NCOA4-Mediated Ferritinophagy Induces Ferroptosis and Enriches Ferritin-Containing EVs via Ferritin Phase Separation to Promote Mechanical Ventilation-Induced Pulmonary Fibrosis

Introduction: Mechanical ventilation (MV) is essential for treating respiratory failure but can paradoxically lead to pulmonary fibrosis. The mechanisms of MV-induced pulmonary fibrosis (MVPF) remain poorly understood. Ferritinophagy, a novel autophagic process, regulates Ferroptosis and the release of ferritin-containing extracellular vesicles (EVs), both of which may contribute to MVPF.

Objectives: This study aimed to investigate the mechanism of ferritinophagy, as well as how ferritin-containing EVs contribute to intercellular communication during MVPF progression.
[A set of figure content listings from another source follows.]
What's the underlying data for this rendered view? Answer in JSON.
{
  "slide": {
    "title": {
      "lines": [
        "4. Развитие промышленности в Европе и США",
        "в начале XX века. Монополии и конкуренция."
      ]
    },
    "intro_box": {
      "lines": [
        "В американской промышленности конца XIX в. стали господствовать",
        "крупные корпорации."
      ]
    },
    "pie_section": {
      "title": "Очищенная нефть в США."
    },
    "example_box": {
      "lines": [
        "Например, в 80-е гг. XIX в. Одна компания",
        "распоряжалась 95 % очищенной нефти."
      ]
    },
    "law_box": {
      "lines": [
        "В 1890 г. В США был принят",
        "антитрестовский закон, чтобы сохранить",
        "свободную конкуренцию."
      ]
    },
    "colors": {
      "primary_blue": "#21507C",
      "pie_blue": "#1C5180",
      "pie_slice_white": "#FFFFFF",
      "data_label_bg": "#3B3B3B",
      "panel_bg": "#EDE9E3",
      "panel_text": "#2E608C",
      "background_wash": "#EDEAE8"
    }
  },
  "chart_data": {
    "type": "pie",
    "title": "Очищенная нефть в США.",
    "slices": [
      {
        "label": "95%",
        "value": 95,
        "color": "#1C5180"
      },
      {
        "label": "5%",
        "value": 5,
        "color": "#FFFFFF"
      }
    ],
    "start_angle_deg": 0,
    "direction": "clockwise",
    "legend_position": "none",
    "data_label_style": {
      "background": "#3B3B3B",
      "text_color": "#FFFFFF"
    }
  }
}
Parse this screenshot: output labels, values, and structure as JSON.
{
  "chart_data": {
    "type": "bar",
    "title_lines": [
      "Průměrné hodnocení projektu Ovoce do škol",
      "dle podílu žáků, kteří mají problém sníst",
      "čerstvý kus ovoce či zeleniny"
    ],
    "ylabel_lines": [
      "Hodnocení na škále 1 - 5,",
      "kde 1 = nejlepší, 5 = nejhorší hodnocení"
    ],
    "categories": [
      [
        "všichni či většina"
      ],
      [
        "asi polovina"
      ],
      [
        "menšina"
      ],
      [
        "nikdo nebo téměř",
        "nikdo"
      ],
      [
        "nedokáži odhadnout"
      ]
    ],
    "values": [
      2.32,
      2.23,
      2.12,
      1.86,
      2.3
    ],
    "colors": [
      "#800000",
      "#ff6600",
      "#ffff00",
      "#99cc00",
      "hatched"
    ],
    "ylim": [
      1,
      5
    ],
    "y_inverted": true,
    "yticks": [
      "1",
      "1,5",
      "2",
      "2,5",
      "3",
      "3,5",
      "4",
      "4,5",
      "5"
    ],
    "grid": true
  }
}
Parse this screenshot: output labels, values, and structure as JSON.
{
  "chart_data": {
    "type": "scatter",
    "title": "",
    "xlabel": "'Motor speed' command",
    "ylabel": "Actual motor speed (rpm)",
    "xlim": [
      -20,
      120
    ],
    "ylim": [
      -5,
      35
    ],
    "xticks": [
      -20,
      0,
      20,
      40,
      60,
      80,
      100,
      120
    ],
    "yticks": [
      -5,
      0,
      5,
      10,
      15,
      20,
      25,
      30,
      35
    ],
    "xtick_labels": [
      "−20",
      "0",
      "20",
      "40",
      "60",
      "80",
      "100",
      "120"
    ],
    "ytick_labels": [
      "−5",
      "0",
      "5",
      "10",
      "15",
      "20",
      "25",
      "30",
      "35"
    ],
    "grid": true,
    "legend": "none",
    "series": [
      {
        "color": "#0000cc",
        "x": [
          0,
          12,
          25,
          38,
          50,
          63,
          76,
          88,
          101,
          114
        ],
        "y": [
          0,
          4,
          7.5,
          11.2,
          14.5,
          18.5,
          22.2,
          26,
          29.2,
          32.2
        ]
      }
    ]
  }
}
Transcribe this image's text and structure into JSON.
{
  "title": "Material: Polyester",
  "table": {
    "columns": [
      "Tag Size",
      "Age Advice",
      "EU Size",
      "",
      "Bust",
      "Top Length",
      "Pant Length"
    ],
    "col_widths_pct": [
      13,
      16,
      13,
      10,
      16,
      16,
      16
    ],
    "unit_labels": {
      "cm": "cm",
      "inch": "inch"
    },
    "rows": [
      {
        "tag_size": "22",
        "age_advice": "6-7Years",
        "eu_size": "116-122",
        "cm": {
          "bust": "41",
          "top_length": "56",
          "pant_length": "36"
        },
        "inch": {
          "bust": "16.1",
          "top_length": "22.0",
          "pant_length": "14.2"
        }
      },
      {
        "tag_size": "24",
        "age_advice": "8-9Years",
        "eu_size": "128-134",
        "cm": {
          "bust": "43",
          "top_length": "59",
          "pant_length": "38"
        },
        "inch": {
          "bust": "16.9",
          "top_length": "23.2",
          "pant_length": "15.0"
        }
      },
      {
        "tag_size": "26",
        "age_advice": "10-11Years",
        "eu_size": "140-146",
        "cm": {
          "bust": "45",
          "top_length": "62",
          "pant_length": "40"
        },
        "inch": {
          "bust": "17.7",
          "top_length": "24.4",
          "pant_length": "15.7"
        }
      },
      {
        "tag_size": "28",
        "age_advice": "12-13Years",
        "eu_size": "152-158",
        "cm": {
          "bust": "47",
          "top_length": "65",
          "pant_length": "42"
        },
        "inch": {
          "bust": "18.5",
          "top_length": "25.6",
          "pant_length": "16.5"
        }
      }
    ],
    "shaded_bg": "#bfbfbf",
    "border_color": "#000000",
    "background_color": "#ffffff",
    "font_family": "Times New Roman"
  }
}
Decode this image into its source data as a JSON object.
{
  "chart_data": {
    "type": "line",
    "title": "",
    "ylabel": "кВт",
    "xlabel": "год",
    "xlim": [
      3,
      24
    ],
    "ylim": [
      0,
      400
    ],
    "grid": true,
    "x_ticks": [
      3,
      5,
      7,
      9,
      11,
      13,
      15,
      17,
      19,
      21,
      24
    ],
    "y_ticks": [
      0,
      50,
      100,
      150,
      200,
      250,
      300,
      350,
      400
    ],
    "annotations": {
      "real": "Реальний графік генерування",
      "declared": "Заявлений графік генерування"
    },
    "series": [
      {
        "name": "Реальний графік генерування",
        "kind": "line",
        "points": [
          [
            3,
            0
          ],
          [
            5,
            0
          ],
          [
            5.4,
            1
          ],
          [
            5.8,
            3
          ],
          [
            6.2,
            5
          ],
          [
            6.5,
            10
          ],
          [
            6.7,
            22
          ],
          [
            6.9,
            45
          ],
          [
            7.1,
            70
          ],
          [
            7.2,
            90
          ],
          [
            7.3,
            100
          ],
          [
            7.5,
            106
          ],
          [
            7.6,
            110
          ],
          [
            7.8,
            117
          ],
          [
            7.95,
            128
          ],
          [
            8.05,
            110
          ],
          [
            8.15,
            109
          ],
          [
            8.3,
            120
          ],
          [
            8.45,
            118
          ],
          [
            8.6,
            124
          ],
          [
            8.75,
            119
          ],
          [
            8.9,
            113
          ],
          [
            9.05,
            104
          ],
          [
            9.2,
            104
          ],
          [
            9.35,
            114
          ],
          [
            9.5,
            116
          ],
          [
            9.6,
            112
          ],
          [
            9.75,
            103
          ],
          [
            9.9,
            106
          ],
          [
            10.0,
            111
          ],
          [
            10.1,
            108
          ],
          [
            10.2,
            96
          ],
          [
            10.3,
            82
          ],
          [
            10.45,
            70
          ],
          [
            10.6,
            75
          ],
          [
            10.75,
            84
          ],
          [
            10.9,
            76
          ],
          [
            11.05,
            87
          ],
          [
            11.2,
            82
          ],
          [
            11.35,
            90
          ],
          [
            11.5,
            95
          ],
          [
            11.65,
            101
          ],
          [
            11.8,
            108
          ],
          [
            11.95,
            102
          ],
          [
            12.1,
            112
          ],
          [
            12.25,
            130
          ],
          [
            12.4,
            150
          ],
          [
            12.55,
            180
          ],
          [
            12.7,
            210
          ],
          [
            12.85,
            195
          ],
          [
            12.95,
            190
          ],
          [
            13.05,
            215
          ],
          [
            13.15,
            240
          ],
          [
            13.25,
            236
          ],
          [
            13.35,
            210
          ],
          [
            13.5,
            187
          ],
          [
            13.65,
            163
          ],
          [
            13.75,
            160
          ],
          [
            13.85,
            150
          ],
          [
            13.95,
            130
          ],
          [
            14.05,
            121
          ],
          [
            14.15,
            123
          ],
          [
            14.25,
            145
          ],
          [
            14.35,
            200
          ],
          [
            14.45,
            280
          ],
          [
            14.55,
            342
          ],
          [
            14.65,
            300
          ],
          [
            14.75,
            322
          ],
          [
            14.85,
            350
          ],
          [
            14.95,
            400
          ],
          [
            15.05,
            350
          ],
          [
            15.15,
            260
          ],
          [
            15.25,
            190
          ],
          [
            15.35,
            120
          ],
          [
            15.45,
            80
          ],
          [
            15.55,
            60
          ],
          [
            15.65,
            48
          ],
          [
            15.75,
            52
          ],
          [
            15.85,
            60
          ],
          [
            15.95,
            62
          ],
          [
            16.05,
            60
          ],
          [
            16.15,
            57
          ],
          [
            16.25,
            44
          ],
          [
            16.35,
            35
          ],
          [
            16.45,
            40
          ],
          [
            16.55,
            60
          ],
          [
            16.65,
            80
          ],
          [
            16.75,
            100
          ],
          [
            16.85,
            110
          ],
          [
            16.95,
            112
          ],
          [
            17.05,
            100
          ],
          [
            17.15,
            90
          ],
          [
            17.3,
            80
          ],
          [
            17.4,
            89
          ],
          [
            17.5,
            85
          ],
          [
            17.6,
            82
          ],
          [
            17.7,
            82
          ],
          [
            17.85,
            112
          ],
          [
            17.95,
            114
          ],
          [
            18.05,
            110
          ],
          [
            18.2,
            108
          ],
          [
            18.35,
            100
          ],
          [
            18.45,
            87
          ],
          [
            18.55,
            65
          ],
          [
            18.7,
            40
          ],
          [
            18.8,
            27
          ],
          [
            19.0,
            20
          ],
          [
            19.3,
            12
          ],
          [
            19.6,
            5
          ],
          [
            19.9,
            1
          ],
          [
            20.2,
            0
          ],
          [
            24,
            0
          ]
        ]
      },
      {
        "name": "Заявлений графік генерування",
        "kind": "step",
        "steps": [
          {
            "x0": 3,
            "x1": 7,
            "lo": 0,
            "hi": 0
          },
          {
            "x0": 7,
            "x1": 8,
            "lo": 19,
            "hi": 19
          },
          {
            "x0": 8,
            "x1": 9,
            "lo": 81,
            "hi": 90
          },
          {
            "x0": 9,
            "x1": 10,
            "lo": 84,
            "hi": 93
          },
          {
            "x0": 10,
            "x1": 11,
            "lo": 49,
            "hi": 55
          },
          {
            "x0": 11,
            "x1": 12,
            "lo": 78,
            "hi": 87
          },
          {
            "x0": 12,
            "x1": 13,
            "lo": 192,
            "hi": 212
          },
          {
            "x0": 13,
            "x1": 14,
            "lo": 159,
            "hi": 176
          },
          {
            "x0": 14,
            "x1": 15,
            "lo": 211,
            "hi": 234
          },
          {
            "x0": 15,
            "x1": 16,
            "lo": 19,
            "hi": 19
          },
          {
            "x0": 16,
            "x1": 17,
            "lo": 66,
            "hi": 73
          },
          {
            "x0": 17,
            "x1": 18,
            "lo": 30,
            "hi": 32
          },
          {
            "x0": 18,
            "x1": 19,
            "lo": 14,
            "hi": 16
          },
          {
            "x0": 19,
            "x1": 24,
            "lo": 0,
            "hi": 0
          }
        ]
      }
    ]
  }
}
Methods: A mouse MVPF model was established using high tidal volume ventilation. Lung tissues were analyzed via single-cell RNA Sequencing (scRNA-seq). Mechanical stretch (MS) was applied to alveolar epithelial cells (AECs) in vitro. Fluorescence recovery after photobleaching (FRAP) analysis was used to capture ferritin phase separation in live cells. Ferritinophagy and Ferroptosis were assessed via key molecular markers. Chloroquine and AAV-mediated knockdown of AGTR1 and NCOA4 were used to inhibit ferritinophagy. EVs were isolated by ultracentrifugation and evaluated by immunoblotting and uptake assays.

Results: scRNA-seq revealed iron metabolism dysregulation and downregulation of ferroptosis-suppressor genes (Gpx4 and Fth) in AECs after MV. The ANG II/AGTR1 axis initiated ferritinophagy, leading to iron overload and subsequent Ferroptosis. NCOA4-mediated ferritin phase separation under MS promoted ferritinophagy in AECs.Inhibition of ferritinophagy effectively reduced Ferroptosis and alleviated MVPF. Moreover, ferritin-containing EVs released from injured AECs due to ferritinophagy can be assimilated by fibroblasts, resulting in fibroblast activation and extracellular matrix (ECM) accumulation through iron overload.

Conclusion: MV induces ANG II/AGTR1-mediated ferritinophagy and Ferroptosis in AECs. NCOA4-driven ferritin phase separation promotes ferritinophagy under mechanical stress. Ferritin-containing EVs from damaged AECs activate fibroblasts, exacerbating MVPF. Our findings underscore the pivotal role of iron metabolism dysregulation in biomechanically induced programmed cell death and intercellular communication, and reveal potential therapeutic targets for the prevention and treatment of MVPF.

Extracellular vesicle; Ferritinophagy; Ferroptosis; Iron metabolism; Mechanical ventilation; Phase seperation; Pulmonary fibrosis.